In your example you use the Content Extractor to create document cells. After this node you can now use node of the Textprocessing extension to process these document and e.g. filter or stem them.

String <-> Documents
Strings to Document
Document Data Extractor
Term to String
String to Term
Tag to String

String <-> JSON
JSON nodes

String <-> XML
XML nodes
Html Parser

Cheers, Kilian

ifimsasa · December 31, 2018, 6:21am

Hello Kilian,
I had posted a query as a new thread but then saw this was a related thread so am posting here. Please help.
This is about Sentiment Analysis Using Lexicon Approach
My workflow starts with a ‘Table Creator’ which has two columns: a Text and a sentiment column
I map the Sentiment to Category in String to Document node.
I have reused the steps from the Example given in the community server for the rest of the steps.
In the end,
Towards the end of the workflow there is a Category to Class Node and it adds a Document Class column. Where does it get this column from? Is this the same as Sentiment Label in the data input from the ‘Table Creator’ step?

Thanks,
Sasa

julian.bunzel · January 8, 2019, 10:05am

Hey @ifimsasa,

the Category To Class node creates a class column from the documents category.
Since you have selected your sentiment column as category in the Strings To Document node, the new class column should be the same as your previous sentiment column.

Cheers,
Julian

ifimsasa · January 11, 2019, 2:36pm

Thanks!
I was able to see that Category in Strings to Doc was getting carried over to this field.

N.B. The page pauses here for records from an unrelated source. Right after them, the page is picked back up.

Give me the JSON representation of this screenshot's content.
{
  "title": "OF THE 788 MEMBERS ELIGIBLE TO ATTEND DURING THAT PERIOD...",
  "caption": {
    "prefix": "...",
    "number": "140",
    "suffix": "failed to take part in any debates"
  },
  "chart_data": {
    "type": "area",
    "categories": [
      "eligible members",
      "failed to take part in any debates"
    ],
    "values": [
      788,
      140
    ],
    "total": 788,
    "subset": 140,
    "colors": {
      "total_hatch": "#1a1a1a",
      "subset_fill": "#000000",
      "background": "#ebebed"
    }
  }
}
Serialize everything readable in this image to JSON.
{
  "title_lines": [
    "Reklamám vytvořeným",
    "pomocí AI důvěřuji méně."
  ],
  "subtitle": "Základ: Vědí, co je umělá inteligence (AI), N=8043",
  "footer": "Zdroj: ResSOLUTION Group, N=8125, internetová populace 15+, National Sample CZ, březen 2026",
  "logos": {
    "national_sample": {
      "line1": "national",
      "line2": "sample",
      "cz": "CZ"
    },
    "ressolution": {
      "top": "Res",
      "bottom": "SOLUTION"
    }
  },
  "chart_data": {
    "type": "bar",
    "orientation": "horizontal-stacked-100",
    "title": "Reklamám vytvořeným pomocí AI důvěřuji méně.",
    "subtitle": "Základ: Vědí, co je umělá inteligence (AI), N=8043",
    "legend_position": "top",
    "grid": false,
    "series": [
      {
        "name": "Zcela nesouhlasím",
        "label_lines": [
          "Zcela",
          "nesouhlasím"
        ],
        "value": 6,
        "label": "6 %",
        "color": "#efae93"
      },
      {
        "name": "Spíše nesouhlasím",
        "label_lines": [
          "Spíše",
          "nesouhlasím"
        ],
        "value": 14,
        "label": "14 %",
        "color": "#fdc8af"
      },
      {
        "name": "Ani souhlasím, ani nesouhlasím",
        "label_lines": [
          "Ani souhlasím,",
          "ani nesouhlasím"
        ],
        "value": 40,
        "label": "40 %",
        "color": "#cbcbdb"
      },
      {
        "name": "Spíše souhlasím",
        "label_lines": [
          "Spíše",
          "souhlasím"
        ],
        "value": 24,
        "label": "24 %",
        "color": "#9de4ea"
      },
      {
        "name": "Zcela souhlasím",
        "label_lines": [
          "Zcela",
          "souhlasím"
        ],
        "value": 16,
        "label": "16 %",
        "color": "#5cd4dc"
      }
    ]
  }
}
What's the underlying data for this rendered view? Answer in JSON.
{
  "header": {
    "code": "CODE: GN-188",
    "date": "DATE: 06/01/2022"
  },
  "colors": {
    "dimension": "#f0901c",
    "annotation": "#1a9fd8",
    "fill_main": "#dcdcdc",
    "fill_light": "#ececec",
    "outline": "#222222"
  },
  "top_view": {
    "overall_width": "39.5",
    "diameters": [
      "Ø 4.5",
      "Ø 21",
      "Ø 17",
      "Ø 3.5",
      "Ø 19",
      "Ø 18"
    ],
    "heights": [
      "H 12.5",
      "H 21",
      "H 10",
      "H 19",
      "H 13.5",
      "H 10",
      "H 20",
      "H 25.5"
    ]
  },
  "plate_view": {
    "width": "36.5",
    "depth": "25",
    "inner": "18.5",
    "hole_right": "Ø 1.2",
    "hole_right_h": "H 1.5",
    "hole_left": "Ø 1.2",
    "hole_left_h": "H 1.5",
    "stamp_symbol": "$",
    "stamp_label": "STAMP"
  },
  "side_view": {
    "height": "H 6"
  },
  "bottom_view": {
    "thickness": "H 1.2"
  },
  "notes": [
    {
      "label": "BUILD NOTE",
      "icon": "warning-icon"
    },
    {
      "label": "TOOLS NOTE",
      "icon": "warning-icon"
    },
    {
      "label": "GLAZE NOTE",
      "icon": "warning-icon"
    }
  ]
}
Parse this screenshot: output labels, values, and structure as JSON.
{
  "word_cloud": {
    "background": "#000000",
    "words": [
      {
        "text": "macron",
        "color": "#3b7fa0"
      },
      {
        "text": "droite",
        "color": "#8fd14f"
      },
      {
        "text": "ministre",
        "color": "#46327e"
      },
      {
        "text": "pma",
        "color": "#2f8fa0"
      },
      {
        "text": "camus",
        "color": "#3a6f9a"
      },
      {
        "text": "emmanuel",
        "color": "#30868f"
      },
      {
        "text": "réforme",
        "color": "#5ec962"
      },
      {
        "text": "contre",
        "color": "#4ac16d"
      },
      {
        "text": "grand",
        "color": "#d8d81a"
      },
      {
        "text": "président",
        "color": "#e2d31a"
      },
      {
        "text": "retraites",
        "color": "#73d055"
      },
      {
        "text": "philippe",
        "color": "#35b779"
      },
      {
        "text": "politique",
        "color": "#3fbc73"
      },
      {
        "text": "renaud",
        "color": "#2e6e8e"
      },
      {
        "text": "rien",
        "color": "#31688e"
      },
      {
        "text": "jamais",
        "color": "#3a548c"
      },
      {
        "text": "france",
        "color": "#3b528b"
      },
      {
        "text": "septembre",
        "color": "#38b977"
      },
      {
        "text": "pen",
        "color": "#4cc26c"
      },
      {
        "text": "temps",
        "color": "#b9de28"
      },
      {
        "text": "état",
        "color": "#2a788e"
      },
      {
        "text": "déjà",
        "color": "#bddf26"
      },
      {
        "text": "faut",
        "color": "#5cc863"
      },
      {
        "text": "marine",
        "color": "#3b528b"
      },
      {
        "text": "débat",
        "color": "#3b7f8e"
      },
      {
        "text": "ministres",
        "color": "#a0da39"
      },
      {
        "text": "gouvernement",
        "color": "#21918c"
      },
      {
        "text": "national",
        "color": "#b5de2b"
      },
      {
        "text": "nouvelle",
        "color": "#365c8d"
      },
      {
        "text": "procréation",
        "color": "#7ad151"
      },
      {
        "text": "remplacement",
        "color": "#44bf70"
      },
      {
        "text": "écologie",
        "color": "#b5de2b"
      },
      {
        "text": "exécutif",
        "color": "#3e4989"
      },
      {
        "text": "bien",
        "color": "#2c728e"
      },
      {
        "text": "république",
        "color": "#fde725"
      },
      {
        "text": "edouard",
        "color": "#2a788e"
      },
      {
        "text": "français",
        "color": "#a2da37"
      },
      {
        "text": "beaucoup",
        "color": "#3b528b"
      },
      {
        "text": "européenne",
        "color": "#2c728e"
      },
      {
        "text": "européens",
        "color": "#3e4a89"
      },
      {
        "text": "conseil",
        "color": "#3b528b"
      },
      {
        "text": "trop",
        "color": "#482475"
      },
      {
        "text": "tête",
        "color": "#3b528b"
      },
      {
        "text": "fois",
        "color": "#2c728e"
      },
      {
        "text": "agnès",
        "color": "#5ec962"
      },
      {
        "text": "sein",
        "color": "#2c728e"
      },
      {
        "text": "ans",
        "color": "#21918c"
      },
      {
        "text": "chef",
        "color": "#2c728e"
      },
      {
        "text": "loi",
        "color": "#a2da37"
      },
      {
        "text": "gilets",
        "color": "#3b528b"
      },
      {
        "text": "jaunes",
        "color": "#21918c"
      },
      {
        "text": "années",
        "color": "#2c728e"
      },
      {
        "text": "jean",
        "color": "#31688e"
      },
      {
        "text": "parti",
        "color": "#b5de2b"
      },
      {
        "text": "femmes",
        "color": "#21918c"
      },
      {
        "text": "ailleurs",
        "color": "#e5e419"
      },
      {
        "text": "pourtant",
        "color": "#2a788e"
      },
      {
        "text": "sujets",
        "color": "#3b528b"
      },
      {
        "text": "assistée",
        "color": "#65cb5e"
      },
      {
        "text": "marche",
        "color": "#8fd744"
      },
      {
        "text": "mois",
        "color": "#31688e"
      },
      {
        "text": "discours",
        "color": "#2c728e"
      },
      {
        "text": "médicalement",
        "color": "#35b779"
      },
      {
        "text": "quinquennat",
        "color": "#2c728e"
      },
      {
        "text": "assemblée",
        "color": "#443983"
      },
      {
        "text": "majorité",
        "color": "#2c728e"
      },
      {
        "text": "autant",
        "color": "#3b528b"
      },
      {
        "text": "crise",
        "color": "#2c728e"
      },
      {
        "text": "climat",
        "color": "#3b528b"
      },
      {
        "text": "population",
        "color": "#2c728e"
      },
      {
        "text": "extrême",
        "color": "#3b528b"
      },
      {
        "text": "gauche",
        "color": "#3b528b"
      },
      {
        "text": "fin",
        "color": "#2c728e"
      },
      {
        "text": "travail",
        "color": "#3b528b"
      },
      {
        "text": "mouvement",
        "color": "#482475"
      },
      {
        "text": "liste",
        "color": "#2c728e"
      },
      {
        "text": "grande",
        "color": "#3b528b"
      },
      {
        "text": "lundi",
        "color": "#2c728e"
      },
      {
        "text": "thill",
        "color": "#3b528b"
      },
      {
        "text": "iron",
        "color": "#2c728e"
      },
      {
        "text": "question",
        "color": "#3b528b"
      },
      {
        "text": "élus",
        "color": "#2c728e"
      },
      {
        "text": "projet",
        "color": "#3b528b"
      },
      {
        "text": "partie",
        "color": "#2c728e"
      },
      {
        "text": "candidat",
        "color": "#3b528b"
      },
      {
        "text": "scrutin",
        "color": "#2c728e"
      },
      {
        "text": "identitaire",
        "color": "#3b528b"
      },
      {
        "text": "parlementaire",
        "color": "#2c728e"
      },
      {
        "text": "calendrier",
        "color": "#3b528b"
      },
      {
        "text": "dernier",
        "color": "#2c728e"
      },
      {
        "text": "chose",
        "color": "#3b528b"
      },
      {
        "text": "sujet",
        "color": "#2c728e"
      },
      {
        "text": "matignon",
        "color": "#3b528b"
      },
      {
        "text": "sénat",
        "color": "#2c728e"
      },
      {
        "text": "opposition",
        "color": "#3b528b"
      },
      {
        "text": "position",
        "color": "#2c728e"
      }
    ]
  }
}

badger101 · May 22, 2020, 10:37pm

Hi @julian.bunzel can you elaborate further on what is the role of this Category to Class node in sentiment analysis for lexical approach? Thanks

ScottF · May 26, 2020, 2:37pm

Hi @badger101 -

When you originally create a document column using the String to Document node, you can also set certain metadata fields like author, source, category, and so on. This metadata is retained as part of the document throughout the workflow (you can examine it with the Document Viewer node at any point).

In the Lexicon Based Approach for Sentiment Analysis workflow, we have calculated a predicted sentiment score based on the frequency of how often different positive/negative words appear. To use the Scorer node and see how accurate the predictions are, we also need to have the true category as an explicit field again in the dataset. And that is what the Category to Class node does - it pulls out the category metadata we had originally defined, and puts it in a new column called Document class.

Does that help?

badger101 · June 2, 2020, 9:05pm

Thanks @ScottF , yes it’s all clear now.

system · June 2, 2023, 9:42pm

This topic was automatically closed 90 days after the last reply. New replies are no longer allowed.